Figure 4.2: Execution timing representation to map PEs to processors. (a) Execution timing for mapping PEs as per Figure 4.1. (b) Execution timing when PEs of 4.2(a) are mapped to processors.

p[f(i)] represents the functional execution of the processing element realized as a program. Thus, given a dataflow as in Figure 4.1, Figure 4.2 represents the execution timing representation.

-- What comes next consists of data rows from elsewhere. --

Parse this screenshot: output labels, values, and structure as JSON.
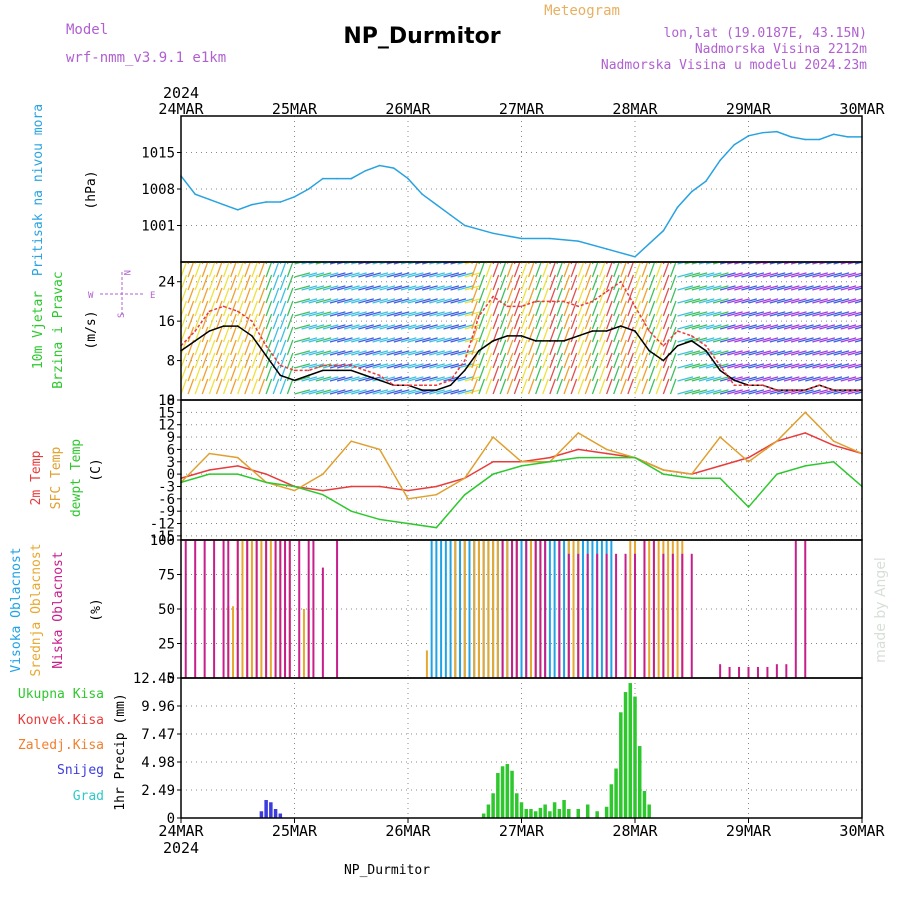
{
  "header": {
    "model_label": "Model",
    "model_name": "wrf-nmm_v3.9.1  e1km",
    "title": "NP_Durmitor",
    "meteogram_label": "Meteogram",
    "location_line1": "lon,lat (19.0187E, 43.15N)",
    "location_line2": "Nadmorska Visina 2212m",
    "location_line3": "Nadmorska Visina u modelu 2024.23m"
  },
  "time_axis": {
    "year": "2024",
    "labels": [
      "24MAR",
      "25MAR",
      "26MAR",
      "27MAR",
      "28MAR",
      "29MAR",
      "30MAR"
    ]
  },
  "footer_label": "NP_Durmitor",
  "watermark": "made by Angel",
  "colors": {
    "pressure": "#29a3e0",
    "wind_speed": "#000000",
    "temp2m": "#e83c3c",
    "sfc_temp": "#e0a030",
    "dewpt": "#2ec82e",
    "high_cloud": "#1fa2e6",
    "mid_cloud": "#e8a830",
    "low_cloud": "#c81e8c",
    "total_precip": "#2ec82e",
    "conv_precip": "#e83c3c",
    "frozen_precip": "#f08030",
    "snow": "#3c3cdc",
    "hail": "#30c8c8"
  },
  "chart_data": [
    {
      "type": "line",
      "panel": "pressure",
      "ylabel_main": "Pritisak na nivou mora",
      "ylabel_unit": "(hPa)",
      "ylim": [
        994,
        1022
      ],
      "yticks": [
        1001,
        1008,
        1015
      ],
      "xlim": [
        0,
        144
      ],
      "series": [
        {
          "x": [
            0,
            3,
            6,
            9,
            12,
            15,
            18,
            21,
            24,
            27,
            30,
            33,
            36,
            39,
            42,
            45,
            48,
            51,
            54,
            57,
            60,
            66,
            72,
            78,
            84,
            90,
            96,
            102,
            105,
            108,
            111,
            114,
            117,
            120,
            123,
            126,
            129,
            132,
            135,
            138,
            141,
            144
          ],
          "values": [
            1010.5,
            1007,
            1006,
            1005,
            1004,
            1005,
            1005.5,
            1005.5,
            1006.5,
            1008,
            1010,
            1010,
            1010,
            1011.5,
            1012.5,
            1012,
            1010,
            1007,
            1005,
            1003,
            1001,
            999.5,
            998.5,
            998.5,
            998,
            996.5,
            995,
            1000,
            1004.5,
            1007.5,
            1009.5,
            1013.5,
            1016.5,
            1018.2,
            1018.8,
            1019,
            1018,
            1017.5,
            1017.5,
            1018.5,
            1018,
            1018
          ]
        }
      ]
    },
    {
      "type": "line",
      "panel": "wind",
      "ylabel_main": "10m Vjetar",
      "ylabel_sub": "Brzina i Pravac",
      "ylabel_unit": "(m/s)",
      "compass": [
        "N",
        "S",
        "W",
        "E"
      ],
      "ylim": [
        0,
        28
      ],
      "yticks": [
        0,
        8,
        16,
        24
      ],
      "xlim": [
        0,
        144
      ],
      "series": [
        {
          "name": "speed",
          "x": [
            0,
            3,
            6,
            9,
            12,
            15,
            18,
            21,
            24,
            27,
            30,
            33,
            36,
            39,
            42,
            45,
            48,
            51,
            54,
            57,
            60,
            63,
            66,
            69,
            72,
            75,
            78,
            81,
            84,
            87,
            90,
            93,
            96,
            99,
            102,
            105,
            108,
            111,
            114,
            117,
            120,
            123,
            126,
            129,
            132,
            135,
            138,
            141,
            144
          ],
          "values": [
            10,
            12,
            14,
            15,
            15,
            13,
            9,
            5,
            4,
            5,
            6,
            6,
            6,
            5,
            4,
            3,
            3,
            2,
            2,
            3,
            6,
            10,
            12,
            13,
            13,
            12,
            12,
            12,
            13,
            14,
            14,
            15,
            14,
            10,
            8,
            11,
            12,
            10,
            6,
            4,
            3,
            3,
            2,
            2,
            2,
            3,
            2,
            2,
            2
          ]
        },
        {
          "name": "gust",
          "x": [
            0,
            3,
            6,
            9,
            12,
            15,
            18,
            21,
            24,
            27,
            30,
            33,
            36,
            39,
            42,
            45,
            48,
            51,
            54,
            57,
            60,
            63,
            66,
            69,
            72,
            75,
            78,
            81,
            84,
            87,
            90,
            93,
            96,
            99,
            102,
            105,
            108,
            111,
            114,
            117,
            120,
            123,
            126,
            129,
            132,
            135,
            138,
            141,
            144
          ],
          "values": [
            11,
            14,
            18,
            19,
            18,
            16,
            11,
            7,
            6,
            6,
            7,
            7,
            7,
            6,
            5,
            3,
            3,
            3,
            3,
            4,
            8,
            17,
            21,
            19,
            19,
            20,
            20,
            20,
            19,
            20,
            22,
            24,
            19,
            14,
            11,
            14,
            13,
            11,
            7,
            3,
            3,
            3,
            2,
            2,
            2,
            3,
            2,
            2,
            2
          ]
        }
      ]
    },
    {
      "type": "line",
      "panel": "temperature",
      "ylabel": "2m Temp",
      "ylabel2": "SFC Temp",
      "ylabel3": "dewpt Temp",
      "ylabel_unit": "(C)",
      "ylim": [
        -16,
        18
      ],
      "yticks": [
        -15,
        -12,
        -9,
        -6,
        -3,
        0,
        3,
        6,
        9,
        12,
        15,
        18
      ],
      "ytick_labels": [
        "-15",
        "-12",
        "-9",
        "-6",
        "-3",
        "0",
        "3",
        "6",
        "9",
        "12",
        "15",
        "18"
      ],
      "xlim": [
        0,
        144
      ],
      "series": [
        {
          "name": "2m Temp",
          "x": [
            0,
            6,
            12,
            18,
            24,
            30,
            36,
            42,
            48,
            54,
            60,
            66,
            72,
            78,
            84,
            90,
            96,
            102,
            108,
            114,
            120,
            126,
            132,
            138,
            144
          ],
          "values": [
            -1,
            1,
            2,
            0,
            -3,
            -4,
            -3,
            -3,
            -4,
            -3,
            -1,
            3,
            3,
            4,
            6,
            5,
            4,
            1,
            0,
            2,
            4,
            8,
            10,
            7,
            5
          ]
        },
        {
          "name": "SFC Temp",
          "x": [
            0,
            6,
            12,
            18,
            24,
            30,
            36,
            42,
            48,
            54,
            60,
            66,
            72,
            78,
            84,
            90,
            96,
            102,
            108,
            114,
            120,
            126,
            132,
            138,
            144
          ],
          "values": [
            -2,
            5,
            4,
            -2,
            -4,
            0,
            8,
            6,
            -6,
            -5,
            -1,
            9,
            3,
            3,
            10,
            6,
            4,
            1,
            0,
            9,
            3,
            8,
            15,
            8,
            5
          ]
        },
        {
          "name": "dewpt Temp",
          "x": [
            0,
            6,
            12,
            18,
            24,
            30,
            36,
            42,
            48,
            54,
            60,
            66,
            72,
            78,
            84,
            90,
            96,
            102,
            108,
            114,
            120,
            126,
            132,
            138,
            144
          ],
          "values": [
            -2,
            0,
            0,
            -2,
            -3,
            -5,
            -9,
            -11,
            -12,
            -13,
            -5,
            0,
            2,
            3,
            4,
            4,
            4,
            0,
            -1,
            -1,
            -8,
            0,
            2,
            3,
            -3
          ]
        }
      ]
    },
    {
      "type": "bar",
      "panel": "cloud",
      "ylabel": "Visoka Oblacnost",
      "ylabel2": "Srednja Oblacnost",
      "ylabel3": "Niska Oblacnost",
      "ylabel_unit": "(%)",
      "ylim": [
        0,
        100
      ],
      "yticks": [
        0,
        25,
        50,
        75,
        100
      ],
      "xlim": [
        0,
        144
      ],
      "series": [
        {
          "name": "Visoka Oblacnost",
          "x": [
            53,
            54,
            55,
            56,
            57,
            58,
            59,
            60,
            61,
            62,
            63,
            64,
            65,
            66,
            67,
            68,
            69,
            70,
            71,
            72,
            73,
            74,
            75,
            76,
            77,
            78,
            79,
            80,
            81,
            82,
            83,
            84,
            85,
            86,
            87,
            88,
            89,
            90,
            91
          ],
          "values": [
            100,
            100,
            100,
            100,
            100,
            100,
            100,
            100,
            100,
            100,
            100,
            100,
            100,
            100,
            100,
            100,
            100,
            100,
            100,
            100,
            100,
            100,
            100,
            100,
            100,
            100,
            100,
            100,
            100,
            100,
            100,
            100,
            100,
            100,
            100,
            100,
            100,
            100,
            100
          ]
        },
        {
          "name": "Srednja Oblacnost",
          "x": [
            10,
            11,
            12,
            13,
            14,
            15,
            16,
            17,
            18,
            19,
            20,
            21,
            22,
            23,
            26,
            27,
            52,
            58,
            60,
            62,
            63,
            64,
            65,
            66,
            67,
            68,
            69,
            70,
            71,
            74,
            75,
            76,
            82,
            83,
            84,
            95,
            96,
            98,
            99,
            100,
            101,
            102,
            103,
            104,
            105,
            106
          ],
          "values": [
            52,
            52,
            100,
            100,
            100,
            100,
            100,
            100,
            100,
            100,
            100,
            100,
            100,
            100,
            50,
            50,
            20,
            100,
            100,
            100,
            100,
            100,
            100,
            100,
            100,
            100,
            100,
            100,
            100,
            100,
            100,
            100,
            100,
            100,
            100,
            100,
            100,
            100,
            100,
            100,
            100,
            100,
            100,
            100,
            100,
            100
          ]
        },
        {
          "name": "Niska Oblacnost",
          "x": [
            1,
            3,
            5,
            7,
            9,
            10,
            12,
            14,
            16,
            18,
            20,
            21,
            22,
            23,
            25,
            27,
            28,
            30,
            33,
            68,
            70,
            71,
            73,
            75,
            76,
            77,
            80,
            82,
            84,
            86,
            88,
            90,
            92,
            94,
            96,
            98,
            100,
            102,
            104,
            106,
            108,
            114,
            116,
            118,
            120,
            122,
            124,
            126,
            128,
            130,
            132
          ],
          "values": [
            100,
            100,
            100,
            100,
            100,
            100,
            100,
            100,
            100,
            100,
            100,
            100,
            100,
            100,
            100,
            100,
            100,
            80,
            100,
            100,
            100,
            100,
            100,
            100,
            100,
            100,
            100,
            90,
            90,
            90,
            90,
            90,
            90,
            90,
            90,
            100,
            100,
            90,
            90,
            90,
            90,
            10,
            8,
            8,
            8,
            8,
            8,
            10,
            10,
            100,
            100
          ]
        }
      ]
    },
    {
      "type": "bar",
      "panel": "precipitation",
      "ylabel": "1hr Precip (mm)",
      "legend": [
        "Ukupna Kisa",
        "Konvek.Kisa",
        "Zaledj.Kisa",
        "Snijeg",
        "Grad"
      ],
      "ylim": [
        0,
        12.45
      ],
      "yticks": [
        0,
        2.49,
        4.98,
        7.47,
        9.96,
        12.45
      ],
      "ytick_labels": [
        "0",
        "2.49",
        "4.98",
        "7.47",
        "9.96",
        "12.45"
      ],
      "xlim": [
        0,
        144
      ],
      "series": [
        {
          "name": "Ukupna Kisa",
          "x": [
            64,
            65,
            66,
            67,
            68,
            69,
            70,
            71,
            72,
            73,
            74,
            75,
            76,
            77,
            78,
            79,
            80,
            81,
            82,
            84,
            86,
            88,
            90,
            91,
            92,
            93,
            94,
            95,
            96,
            97,
            98,
            99
          ],
          "values": [
            0.4,
            1.2,
            2.2,
            4.0,
            4.6,
            4.8,
            4.2,
            2.2,
            1.4,
            0.8,
            0.8,
            0.6,
            0.9,
            1.2,
            0.6,
            1.4,
            0.8,
            1.6,
            0.8,
            0.8,
            1.2,
            0.6,
            1.0,
            3.0,
            4.4,
            9.4,
            11.2,
            12.0,
            10.8,
            6.4,
            2.4,
            1.2
          ]
        },
        {
          "name": "Snijeg",
          "x": [
            17,
            18,
            19,
            20,
            21
          ],
          "values": [
            0.6,
            1.6,
            1.4,
            0.8,
            0.4
          ]
        }
      ]
    }
  ]
}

In Figure 4.2(a), a straightforward way of mapping would be to map each PE to a different processor (or core). In this case, the number of processors is the same as the number of PEs (7 for the example). However, if the execution times of the processing blocks are non-overlapping, they are mapped to the same processor in order to reduce the number of processors. When f(i) and f(j) are mapped to the same processor, their executions times satisfy the following non-overlapped condition [EXE<sub>i</sub> is the execution time of f(i) and EXE<sub>j</sub> is the execution time of f(j)]:

$$\max\left(end(EXE_{i}), end(EXE_{j})\right) - \min\left(start(EXE_{i}), start(EXE_{j})\right)$$

$$(4.1)$$

$$> \left(end(EXE_{i}) - start(EXE_{i})\right) + \left(end(EXE_{j}) - start(EXE_{j})\right)$$

where start(EXE) and end(EXE) correspond to the start and end times of SND, RCV and functional execution, respectively. Equation 4.1 represents that two execution times are non-overlapped if the difference between the maximum end(EXE) and minimum start(EXE) of two execution times is larger than the summation of two execution times. According to the execution type of PE f(i) (i.e., SND, RCV and p[f(i)]), start(EXE) and end(EXE) of equation 4.1 are translated to

$$end(EXE_{i}) = \begin{cases} stop_write, & if EXE_{i} = SND \text{ of } f(i) \\ stop_read, & if EXE_{i} = RCV \text{ of } f(i) \\ end \text{ of } p[f(i)], & if EXE_{i} = p[f(i)] \end{cases}$$
$$start(EXE_{i}) = \begin{cases} start_write, & if EXE_{i} = SND \text{ of } f(i) \\ start_read, & if EXE_{i} = RCV \text{ of } f(i) \\ start \text{ of } p[f(i)], & if EXE_{i} = p[f(i)] \end{cases}$$

The number of processors is further reduced by using JOINT. When two consecutive processing blocks are mapped to the same processor, it is unnecessary to transfer data through the buffer controller because their arguments can be internally bound. In this case, data transfer is realized as JOINT, which mergers RCV and SND. In Figure 4.2(a), the execution times of f(1) and f(2) are overlapping in only SND<sub>1,2</sub> and RCV<sub>1,2</sub>. By replacing SND<sub>1,2</sub> and RCV<sub>1,2</sub> with JOINT<sub>1,2</sub>, both processing elements are mapped to the same processor. In the same way f(1) - f(4) are mapped to processor 2 as shown in Figure 4.2(b). If the number of processors in the target platform is 1, the execution timing of Figure 4.2(b) is not directly mapped to single processor architecture. In this

case, for mapping all processing blocks to a single processor, the execution times from f(5) to f(7) shift right to the end of the execution times from f(1) to f(4).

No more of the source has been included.